Tarciso Nascimento
Nas últimas duas décadas e meia, o advogado João Geraldo Piquet Carneiro, 65 anos, atuou em governos das mais diversas cores políticas. Convidado pelo ministro Hélio Beltrão, foi consultor jurídico (1979 a 1982) e coordenador (1983 a 1985) do Programa Nacional de Desburocratização. Nos governos Fernando Henrique e Lula, foi membro do Conselho de Reforma do Estado (1996-1998) e presidente da Comissão de Ética Pública da Presidência da República (1999-2004). Também integrou diversas comissões importantes, criadas para tratar de temas como reforma administrativa, reforma do Judiciário, desburocratização e regulação.
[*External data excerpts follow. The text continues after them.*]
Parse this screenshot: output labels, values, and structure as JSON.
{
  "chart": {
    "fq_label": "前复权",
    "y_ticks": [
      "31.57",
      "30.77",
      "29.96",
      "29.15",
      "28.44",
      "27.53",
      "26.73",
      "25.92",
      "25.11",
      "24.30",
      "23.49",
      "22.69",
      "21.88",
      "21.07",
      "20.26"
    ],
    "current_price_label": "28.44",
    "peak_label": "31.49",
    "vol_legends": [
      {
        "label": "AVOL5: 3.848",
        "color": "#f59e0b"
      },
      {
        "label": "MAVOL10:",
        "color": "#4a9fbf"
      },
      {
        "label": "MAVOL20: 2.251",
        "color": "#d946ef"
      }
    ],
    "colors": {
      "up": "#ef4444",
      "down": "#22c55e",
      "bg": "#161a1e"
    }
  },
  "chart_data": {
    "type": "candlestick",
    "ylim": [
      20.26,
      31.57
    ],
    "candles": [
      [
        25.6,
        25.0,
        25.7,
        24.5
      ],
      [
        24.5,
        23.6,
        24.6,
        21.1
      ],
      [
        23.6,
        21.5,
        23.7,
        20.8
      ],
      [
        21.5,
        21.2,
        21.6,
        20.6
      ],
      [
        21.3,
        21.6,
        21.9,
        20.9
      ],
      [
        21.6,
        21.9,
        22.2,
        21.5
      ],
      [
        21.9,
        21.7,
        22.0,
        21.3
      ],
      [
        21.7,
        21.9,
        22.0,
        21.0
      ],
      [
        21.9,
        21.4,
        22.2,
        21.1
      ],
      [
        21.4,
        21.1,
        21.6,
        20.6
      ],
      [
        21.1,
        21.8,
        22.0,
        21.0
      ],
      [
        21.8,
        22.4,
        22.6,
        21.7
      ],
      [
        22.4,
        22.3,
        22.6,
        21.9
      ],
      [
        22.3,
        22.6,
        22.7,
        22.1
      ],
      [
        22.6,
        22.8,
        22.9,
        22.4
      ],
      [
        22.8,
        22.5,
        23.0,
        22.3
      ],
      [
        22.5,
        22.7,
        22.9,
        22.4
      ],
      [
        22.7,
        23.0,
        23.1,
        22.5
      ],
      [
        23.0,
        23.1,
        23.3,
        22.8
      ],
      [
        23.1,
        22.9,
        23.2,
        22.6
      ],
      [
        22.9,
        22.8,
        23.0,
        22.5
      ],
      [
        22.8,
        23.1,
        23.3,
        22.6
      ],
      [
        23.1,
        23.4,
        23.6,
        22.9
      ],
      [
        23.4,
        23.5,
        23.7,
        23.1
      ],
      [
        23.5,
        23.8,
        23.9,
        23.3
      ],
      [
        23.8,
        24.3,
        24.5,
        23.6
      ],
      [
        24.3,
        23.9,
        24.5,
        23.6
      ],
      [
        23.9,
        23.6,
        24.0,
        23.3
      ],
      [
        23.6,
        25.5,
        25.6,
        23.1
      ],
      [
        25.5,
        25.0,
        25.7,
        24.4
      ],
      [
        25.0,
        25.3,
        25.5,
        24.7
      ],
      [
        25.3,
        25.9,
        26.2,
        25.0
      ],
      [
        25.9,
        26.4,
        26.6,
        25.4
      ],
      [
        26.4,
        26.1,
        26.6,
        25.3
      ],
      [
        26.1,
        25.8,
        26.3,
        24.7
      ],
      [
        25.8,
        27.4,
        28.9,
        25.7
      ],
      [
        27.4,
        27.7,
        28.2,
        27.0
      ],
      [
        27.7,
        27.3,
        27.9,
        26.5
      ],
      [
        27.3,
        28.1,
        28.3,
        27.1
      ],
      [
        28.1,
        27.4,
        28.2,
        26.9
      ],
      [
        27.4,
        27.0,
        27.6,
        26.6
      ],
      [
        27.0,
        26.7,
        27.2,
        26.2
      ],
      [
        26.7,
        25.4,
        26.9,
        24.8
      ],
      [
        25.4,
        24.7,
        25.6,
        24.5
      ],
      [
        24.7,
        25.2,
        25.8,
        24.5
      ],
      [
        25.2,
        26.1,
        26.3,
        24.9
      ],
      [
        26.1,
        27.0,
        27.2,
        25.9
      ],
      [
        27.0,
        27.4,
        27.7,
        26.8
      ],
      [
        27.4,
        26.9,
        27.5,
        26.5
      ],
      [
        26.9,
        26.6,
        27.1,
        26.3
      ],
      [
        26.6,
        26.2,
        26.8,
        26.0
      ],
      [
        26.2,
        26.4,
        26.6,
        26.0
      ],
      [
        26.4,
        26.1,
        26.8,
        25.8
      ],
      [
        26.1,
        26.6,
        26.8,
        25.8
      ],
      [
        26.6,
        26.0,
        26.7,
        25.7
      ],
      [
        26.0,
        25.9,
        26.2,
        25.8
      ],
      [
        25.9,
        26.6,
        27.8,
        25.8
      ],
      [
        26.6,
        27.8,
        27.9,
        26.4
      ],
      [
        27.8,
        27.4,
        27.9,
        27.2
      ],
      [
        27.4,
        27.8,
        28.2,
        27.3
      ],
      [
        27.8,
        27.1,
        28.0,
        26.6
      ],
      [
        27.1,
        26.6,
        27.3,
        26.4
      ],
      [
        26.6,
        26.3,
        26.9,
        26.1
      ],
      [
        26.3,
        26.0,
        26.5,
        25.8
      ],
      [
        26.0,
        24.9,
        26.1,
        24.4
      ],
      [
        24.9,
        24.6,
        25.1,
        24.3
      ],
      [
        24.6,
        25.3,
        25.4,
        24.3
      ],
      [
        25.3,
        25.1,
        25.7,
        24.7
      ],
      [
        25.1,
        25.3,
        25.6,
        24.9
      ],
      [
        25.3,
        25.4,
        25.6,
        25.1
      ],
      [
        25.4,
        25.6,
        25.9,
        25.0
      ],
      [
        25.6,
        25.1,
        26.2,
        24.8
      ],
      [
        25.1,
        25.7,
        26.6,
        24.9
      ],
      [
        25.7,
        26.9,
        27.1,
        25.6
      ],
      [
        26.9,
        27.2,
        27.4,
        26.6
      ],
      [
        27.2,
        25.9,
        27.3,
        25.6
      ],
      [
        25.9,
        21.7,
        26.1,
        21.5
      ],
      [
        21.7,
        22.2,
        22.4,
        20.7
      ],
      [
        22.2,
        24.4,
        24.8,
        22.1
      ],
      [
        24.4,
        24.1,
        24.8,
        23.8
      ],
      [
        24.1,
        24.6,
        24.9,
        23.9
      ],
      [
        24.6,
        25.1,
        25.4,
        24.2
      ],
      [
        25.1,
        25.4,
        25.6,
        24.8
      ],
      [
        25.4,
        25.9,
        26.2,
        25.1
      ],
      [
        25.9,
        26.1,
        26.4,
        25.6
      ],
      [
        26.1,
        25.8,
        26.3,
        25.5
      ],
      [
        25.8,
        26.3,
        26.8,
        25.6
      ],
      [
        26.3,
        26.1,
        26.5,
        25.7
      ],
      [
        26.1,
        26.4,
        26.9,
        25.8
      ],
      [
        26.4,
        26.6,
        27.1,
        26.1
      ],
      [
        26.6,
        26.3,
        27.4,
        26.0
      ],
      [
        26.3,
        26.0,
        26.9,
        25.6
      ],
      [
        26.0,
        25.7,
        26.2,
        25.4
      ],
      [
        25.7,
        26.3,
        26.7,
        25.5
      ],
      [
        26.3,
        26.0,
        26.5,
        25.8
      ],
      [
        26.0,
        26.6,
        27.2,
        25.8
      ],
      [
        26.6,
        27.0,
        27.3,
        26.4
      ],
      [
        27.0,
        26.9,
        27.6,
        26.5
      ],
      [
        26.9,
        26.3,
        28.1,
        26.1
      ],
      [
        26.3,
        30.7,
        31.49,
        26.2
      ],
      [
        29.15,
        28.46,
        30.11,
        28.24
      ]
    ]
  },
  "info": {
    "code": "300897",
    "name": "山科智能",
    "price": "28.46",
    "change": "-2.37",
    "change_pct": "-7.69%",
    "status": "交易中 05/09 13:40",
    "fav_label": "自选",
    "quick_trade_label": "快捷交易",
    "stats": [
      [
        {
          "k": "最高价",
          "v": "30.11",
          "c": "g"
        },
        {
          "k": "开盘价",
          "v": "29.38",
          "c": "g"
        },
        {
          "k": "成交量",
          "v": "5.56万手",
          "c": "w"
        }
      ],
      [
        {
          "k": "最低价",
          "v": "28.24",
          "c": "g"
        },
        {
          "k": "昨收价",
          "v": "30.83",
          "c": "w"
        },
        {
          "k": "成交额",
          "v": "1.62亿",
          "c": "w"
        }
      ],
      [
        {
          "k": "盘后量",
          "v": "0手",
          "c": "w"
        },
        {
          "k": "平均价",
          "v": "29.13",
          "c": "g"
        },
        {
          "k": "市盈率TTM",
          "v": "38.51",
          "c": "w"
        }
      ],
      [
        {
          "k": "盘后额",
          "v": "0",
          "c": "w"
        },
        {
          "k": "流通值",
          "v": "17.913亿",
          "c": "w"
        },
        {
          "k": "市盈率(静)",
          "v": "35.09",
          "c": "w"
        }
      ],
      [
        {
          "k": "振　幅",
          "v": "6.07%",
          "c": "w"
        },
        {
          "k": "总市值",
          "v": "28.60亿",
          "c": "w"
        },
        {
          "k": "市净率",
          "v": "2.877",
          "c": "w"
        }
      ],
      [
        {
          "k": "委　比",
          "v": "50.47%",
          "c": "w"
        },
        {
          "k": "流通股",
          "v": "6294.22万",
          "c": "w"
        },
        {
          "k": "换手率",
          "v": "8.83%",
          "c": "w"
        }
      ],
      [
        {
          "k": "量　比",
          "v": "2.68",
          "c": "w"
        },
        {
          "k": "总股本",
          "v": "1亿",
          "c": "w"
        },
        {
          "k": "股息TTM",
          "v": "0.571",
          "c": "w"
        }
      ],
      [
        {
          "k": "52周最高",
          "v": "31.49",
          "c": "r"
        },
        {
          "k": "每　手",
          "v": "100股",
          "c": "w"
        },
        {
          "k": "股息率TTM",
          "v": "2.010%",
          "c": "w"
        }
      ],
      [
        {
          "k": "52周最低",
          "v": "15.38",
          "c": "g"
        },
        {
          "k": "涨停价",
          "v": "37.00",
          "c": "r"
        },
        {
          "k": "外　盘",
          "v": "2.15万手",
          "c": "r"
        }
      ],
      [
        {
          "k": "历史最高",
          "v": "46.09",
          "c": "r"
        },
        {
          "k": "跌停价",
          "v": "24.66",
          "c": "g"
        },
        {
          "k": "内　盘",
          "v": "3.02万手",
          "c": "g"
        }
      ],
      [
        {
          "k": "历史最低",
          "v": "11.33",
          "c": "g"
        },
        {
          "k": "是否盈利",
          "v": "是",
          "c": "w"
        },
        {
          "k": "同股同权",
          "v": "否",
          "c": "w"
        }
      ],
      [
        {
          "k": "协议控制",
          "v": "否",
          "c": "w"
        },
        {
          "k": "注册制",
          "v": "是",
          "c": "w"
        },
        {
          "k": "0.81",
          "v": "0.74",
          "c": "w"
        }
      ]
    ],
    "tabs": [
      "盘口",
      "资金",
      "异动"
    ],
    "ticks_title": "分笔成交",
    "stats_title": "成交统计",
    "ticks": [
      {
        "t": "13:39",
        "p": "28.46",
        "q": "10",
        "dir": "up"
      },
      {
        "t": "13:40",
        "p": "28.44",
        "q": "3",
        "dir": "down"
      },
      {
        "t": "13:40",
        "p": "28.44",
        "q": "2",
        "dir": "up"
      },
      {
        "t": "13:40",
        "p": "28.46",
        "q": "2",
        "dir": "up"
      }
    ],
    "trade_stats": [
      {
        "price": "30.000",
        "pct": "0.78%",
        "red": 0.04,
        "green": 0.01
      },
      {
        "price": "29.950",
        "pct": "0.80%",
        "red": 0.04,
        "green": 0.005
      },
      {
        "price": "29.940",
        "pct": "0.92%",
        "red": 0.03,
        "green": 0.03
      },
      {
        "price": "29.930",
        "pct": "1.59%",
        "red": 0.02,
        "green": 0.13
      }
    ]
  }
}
Essa vivência levou o advogado a consolidar uma visão bastante crítica sobre o Estado brasileiro. Usufruindo da liberdade proporcionada pelo cargo de presidente do Instituto Hélio Beltrão, organização não-governamental que promove estudos e apóia iniciativas que contribuam para a maior eficiência e agilidade da administração pública, ele fala que os prejuízos que o Brasil acumula nessa área ultrapassaram o campo econômico e hoje colocam em xeque a própria democracia. "As pessoas querem ser tratadas como cidadãs e não como súditas do governo. Em busca do superávit fiscal, nós estamos produzindo um enorme déficit democrático".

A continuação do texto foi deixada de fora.